Dominique Manotti, Affairs of State, translated from the French by Ros Schwarz and Amanda Hopkinson (London: EuroCrime 2009 ). A breathtaking exposé of political power games and corruption in 1980s Paris 4 stars
Opening sentence: Outside, it’s sunny, summer’s round the corner, but the offices of the RGPP, the Paris police intelligence service, are dark and gloomy with their beige walls, grey lino, metallic furniture and tiny north-facing windows overlooking an interior courtyard.
In one way, Affairs of State is less a crime novel than a tale of power and corruption, in which murders are inevitable as the stakes for political survival rise. In another, though, this is a crime novel through and through, in the sense that it dissects a bewildering range of criminal behaviour and leaves the reader looking at the world of politics through somewhat jaundiced eyes.

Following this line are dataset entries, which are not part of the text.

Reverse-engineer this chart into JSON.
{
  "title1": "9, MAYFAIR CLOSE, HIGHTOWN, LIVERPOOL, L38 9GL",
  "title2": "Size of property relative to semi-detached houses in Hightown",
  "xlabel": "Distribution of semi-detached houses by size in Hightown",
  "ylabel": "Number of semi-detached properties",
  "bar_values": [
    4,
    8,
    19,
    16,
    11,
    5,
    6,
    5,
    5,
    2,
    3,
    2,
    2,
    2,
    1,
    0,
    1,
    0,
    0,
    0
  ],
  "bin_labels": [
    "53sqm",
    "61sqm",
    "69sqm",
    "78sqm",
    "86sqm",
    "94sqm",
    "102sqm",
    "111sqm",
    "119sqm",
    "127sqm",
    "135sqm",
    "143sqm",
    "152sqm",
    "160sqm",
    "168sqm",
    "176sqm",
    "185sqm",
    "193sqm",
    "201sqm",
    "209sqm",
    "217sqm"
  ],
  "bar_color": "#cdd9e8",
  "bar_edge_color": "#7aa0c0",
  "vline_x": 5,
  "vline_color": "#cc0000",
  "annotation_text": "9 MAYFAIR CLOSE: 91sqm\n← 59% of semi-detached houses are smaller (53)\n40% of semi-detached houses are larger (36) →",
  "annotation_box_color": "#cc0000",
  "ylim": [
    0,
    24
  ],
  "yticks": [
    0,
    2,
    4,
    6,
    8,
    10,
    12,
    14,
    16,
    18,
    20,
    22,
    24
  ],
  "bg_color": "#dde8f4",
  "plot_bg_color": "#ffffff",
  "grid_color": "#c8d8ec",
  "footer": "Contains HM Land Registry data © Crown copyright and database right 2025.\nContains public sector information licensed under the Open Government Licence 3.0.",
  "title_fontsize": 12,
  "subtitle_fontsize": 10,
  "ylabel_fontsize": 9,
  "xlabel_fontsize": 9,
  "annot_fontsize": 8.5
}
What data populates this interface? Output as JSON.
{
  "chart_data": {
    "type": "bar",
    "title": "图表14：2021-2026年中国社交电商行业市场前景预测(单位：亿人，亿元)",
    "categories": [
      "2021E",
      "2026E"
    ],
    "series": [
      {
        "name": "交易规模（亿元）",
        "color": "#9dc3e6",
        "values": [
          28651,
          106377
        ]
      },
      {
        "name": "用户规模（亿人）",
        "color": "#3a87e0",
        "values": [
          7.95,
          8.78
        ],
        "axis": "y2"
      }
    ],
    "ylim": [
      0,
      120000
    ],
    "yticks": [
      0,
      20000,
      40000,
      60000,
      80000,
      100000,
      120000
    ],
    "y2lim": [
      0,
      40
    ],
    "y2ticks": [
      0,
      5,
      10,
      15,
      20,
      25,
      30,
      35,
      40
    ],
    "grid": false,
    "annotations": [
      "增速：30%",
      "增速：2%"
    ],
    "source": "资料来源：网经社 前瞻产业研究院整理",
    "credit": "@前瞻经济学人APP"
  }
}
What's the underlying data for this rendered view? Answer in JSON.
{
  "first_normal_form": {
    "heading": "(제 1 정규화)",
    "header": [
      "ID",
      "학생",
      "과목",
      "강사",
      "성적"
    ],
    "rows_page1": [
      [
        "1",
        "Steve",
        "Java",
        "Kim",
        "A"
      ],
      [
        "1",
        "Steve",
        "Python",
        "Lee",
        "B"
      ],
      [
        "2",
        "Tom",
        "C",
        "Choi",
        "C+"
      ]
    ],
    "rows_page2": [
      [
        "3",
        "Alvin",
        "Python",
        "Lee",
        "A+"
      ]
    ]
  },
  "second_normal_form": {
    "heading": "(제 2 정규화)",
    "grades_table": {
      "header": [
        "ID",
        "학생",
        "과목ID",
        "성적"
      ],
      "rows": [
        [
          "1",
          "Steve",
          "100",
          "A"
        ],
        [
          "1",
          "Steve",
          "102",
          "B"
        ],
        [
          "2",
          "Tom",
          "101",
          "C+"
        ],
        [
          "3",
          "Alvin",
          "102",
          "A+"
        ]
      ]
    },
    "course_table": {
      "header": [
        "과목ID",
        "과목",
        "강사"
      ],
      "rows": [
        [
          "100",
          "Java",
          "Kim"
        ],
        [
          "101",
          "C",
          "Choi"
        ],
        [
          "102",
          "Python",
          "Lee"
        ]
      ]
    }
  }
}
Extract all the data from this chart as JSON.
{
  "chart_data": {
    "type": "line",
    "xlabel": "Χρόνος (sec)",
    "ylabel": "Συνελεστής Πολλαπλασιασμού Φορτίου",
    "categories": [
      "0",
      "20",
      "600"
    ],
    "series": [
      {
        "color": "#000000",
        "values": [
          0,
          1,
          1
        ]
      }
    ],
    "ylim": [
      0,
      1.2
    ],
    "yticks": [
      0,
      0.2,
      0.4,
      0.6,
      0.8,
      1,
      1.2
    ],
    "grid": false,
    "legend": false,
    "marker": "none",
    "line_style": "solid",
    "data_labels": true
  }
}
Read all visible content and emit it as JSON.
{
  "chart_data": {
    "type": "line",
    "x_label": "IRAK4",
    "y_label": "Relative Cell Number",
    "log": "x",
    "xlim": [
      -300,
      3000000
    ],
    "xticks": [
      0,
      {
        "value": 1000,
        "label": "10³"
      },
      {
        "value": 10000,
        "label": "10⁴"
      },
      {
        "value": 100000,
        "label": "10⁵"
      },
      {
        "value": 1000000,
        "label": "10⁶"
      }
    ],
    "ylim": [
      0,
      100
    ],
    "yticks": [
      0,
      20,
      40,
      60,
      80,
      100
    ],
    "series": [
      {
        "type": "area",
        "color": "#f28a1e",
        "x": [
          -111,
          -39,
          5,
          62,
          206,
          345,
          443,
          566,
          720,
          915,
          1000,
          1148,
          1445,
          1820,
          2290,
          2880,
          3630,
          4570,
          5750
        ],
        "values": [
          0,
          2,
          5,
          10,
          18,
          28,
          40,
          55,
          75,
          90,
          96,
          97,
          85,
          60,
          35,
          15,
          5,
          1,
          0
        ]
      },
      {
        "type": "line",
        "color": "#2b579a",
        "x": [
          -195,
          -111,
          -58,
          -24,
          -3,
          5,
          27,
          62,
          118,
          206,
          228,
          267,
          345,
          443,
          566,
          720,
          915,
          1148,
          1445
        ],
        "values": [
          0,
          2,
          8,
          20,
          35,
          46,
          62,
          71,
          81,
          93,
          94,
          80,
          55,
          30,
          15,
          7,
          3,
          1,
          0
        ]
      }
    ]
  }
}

The spider at the centre of the web is François Bornand, a special advisor to the French President, who is guilty of all manner of corruption and decadence in the mid-1980s: the sinking of the Greenpeace ship Rainbow Warrior, lucrative arms deals with Iran, and a never-ending consumption of high-class call girls.
Bornand is the ultimate survivor, and when information about his illicit activities threatens to reach the press, he uses a maverick security unit based at the Elysée, the very heart of the French political establishment, to protect his empire. As the bodies pile up, the novel focuses less on the puzzle of who commits each crime (readers are privy to the identities of all the murderers), than on the investigative efforts of the police and intelligence service, who would like nothing more than to bring Bornand down. In the process, we are shown the fascinating journey of rookie policewoman Noria Ghozali, who starts out at the periphery of the investigation, but makes the crucial shift into intelligence work by the end of the novel. Like one of the murder victims, Ghozali is of Arab extraction, and her battle for acceptance within the police force and wider society allows Manotti to examine French attitudes to gender and race in an uncompromising and very effective way.
What’s particularly fascinating about the novel is how closely it dares to reference the reality of French politics in the 1980s. The original title of the novel is Nos fantastique années fric, or ‘our fantastic years of dosh’, and Manotti sets out to critique what she describes in her afterword as ‘this decade in which money came to represent, for an entire political class, an end and a value in itself’. Particular venom is reserved for the Socialists who came to power with Mitterrand and who ‘assumed and practiced their new religion with the zeal of neophytes’. A professor of economic history in Paris, Manotti demonstrates an acute understanding of the corrupting influence of money in political life – and this is really the novel’s central theme. Bornand appears to be a composite of several politicians of the time, outwardly respectable but tainted by a Vichy past, and bears a particularly marked resemblance to one individual (as I learned from Véronique Desnain’s paper at the Belfast ‘States of Crime’ conference). Manotti sails remarkably close to the wind here, and I salute her bravery in doing so.
That having been said, there are elements of the narrative that are overly melodramatic, especially towards the end of the novel. But I suspect these are designed as symbolic indicators of corruption more than anything else – and they didn’t overly detract from the power of the narrative.
One lovely extra detail: it’s noted on the inside front cover that ‘this book is supported by the French Ministry of Foreign Affairs’!
A film of the novel, entitled Une affaire d’État, was released in 2009.
Mrs. Peabody awards State of Affairs an intrigue-filled 4 stars.